Transparent wood was first introduced in 2016 as a potential structural material for buildings which – in addition to the other useful properties of wood – allows natural light to pass through.
Key to making wood into a transparent composite material is to strip out its lignin, the major-light absorbing component in wood which is essential for forming rigid cell walls. The empty pores left by the removal of lignin, however, need to be filled with a substance which restores the strength of wood and allows light to be transmitted through the material.
In previous iterations of their composite, the KTH researchers had used conventional petroleum-based polymers. Now, they have successfully developed and tested a sustainable alternative which uses limonene acrylate: a monomer made from limonene.

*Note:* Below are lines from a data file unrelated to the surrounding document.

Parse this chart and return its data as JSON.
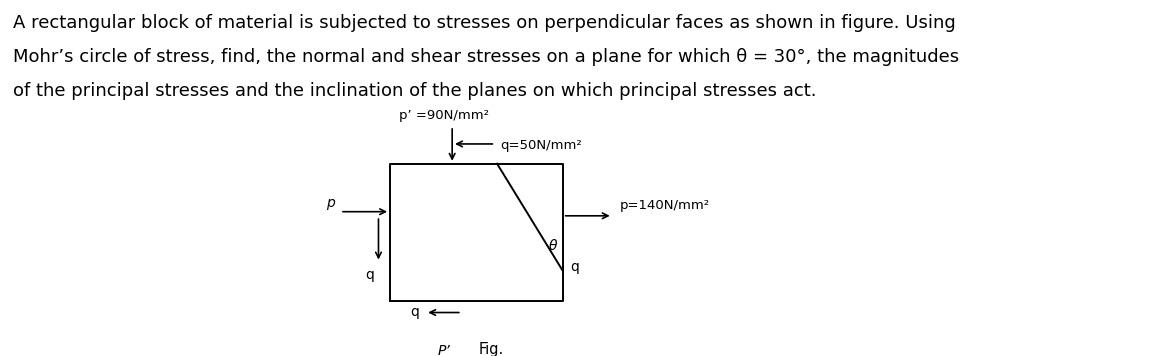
{
  "title_text": "A rectangular block of material is subjected to stresses on perpendicular faces as shown in figure. Using\nMohr’s circle of stress, find, the normal and shear stresses on a plane for which θ = 30°, the magnitudes\nof the principal stresses and the inclination of the planes on which principal stresses act.",
  "title_fontsize": 13.0,
  "title_color": "#000000",
  "background_color": "#ffffff",
  "label_p_prime_top": "p’ =90N/mm²",
  "label_q_top": "q=50N/mm²",
  "label_p_right": "p=140N/mm²",
  "label_p_left": "p",
  "label_q_left": "q",
  "label_q_bottom": "q",
  "label_q_right": "q",
  "label_theta": "θ",
  "label_fig": "Fig.",
  "label_p_prime_bottom": "P’"
}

“The new limonene acrylate it is made from renewable citrus, such as peel waste that can be recycled from the orange juice industry,” said Céline Montanari, a PhD candidate and lead author of the study.
Montanari and her colleagues used an extract from orange juice production to create the polymer, which was suitable for restoring the strength of the delignified wood which allowing light to pass through. At a thickness of 1.2mm, the composite material offers 90 per cent optical transmittance and surprisingly low haze. Notably, the material is intended for structural use; it demonstrated heavy-duty mechanical performance with strength and elasticity suitable for structural applications.
According to Professor Lars Berglund, head of the university’s Department of Fibre and Polymer Technology, the group has wanted to create a sustainable version of the wood composite for years.
“Replacing the fossil-based polymers has been one of the challenges we have had in making sustainable transparent wood,” he said. He said that the material is made with no solvents and all chemicals are derived from bio-based raw materials.
The advances could, the researchers say, enable an exciting and unexplored ranged of applications such as in wood nanotechnology, with possibilities including smart windows; wood for heat storage; a wooden laser, and wood with a built-in lighting function. The researchers are working with the KTH photonics group to explore these possibilities further.
“We have looked at where the light goes and what happens when it hits the cellulose,” Berglund added. “Some of the light goes straight through the wood and makes the material transparent. Some of the light is refracted and scattered at different angles and gives pleasant effects in lighting applications.”